Joanna Scheuring-Wielgus do Sejmu często zakłada dość zwiewne bluzki. Posłanka Nowoczesnej swój nieoficjalny styl tłumaczy wysoką temperaturą, za którą ma odpowiadać… Jarosław Kaczyński!
W rozmowie z „Super Expressem” posłanka Petru odnosiła się do licznych wpadek lidera partii, a także do swojej, kiedy to szukała marszałka Terleckiego, który znajdował się tuż za jej plecami.
Nowoczesna i wszystko jasne. Posłanka szuka Terleckiego, który udziela jej głosu. ZOBACZ WIDEO
Wpadki to coś zupełnie normalnego. Chwała Bogu, że mamy takie wpadki
— powiedziała posłanka, zaznaczając, że razem z Ryszardem Petru się z nich śmieją. (W tym samym wywiadzie posłanka stwierdziła, że nie wierzy w Boga a w energię)
Scheuring-Wielgus skomentowała też jeden ze swoich strojów, który wzbudził liczne zastrzeżenia. Chodzi o bluzkę w kwiatki z dość pokaźnym dekoltem.
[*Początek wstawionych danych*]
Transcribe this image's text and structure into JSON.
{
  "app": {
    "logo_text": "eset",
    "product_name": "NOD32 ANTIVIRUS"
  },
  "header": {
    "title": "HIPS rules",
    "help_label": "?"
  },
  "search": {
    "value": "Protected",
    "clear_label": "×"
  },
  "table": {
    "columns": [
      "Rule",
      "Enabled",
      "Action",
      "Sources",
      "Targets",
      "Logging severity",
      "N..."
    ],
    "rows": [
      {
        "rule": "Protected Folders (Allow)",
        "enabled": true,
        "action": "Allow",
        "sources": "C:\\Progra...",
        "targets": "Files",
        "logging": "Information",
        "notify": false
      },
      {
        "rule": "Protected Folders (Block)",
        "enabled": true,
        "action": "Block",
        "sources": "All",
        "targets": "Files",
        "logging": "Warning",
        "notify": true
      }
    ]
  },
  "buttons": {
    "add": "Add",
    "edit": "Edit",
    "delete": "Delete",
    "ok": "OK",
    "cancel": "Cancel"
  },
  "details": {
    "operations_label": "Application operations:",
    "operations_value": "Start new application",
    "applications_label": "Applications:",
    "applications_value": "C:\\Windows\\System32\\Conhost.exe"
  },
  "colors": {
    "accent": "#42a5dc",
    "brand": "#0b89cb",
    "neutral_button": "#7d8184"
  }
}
Nie będę się przebierać za kogoś, kim nie jestem. Ja i garsonka? Akurat wtedy było strasznie gorąco w Sejmie. Zaczęłam się zastanawiać, czemu. I znalazłam odpowiedź
— stwierdziła.
W jednej z książek o Jarosławie Kaczyński jest napisane, że prezes PiS lubi temperaturę 26 stopni. To przez niego jest nam tak gorąco w Sejmie
— powiedziała rozbawiona, po czym na pytanie czy naprawdę wierzy, że dla Jarosława Kaczyńskiego w Sejmie utrzymują tak wysoką temperaturę, odparła:
Może to brzmi absurdalnie, ale wydaje mi się, że tak.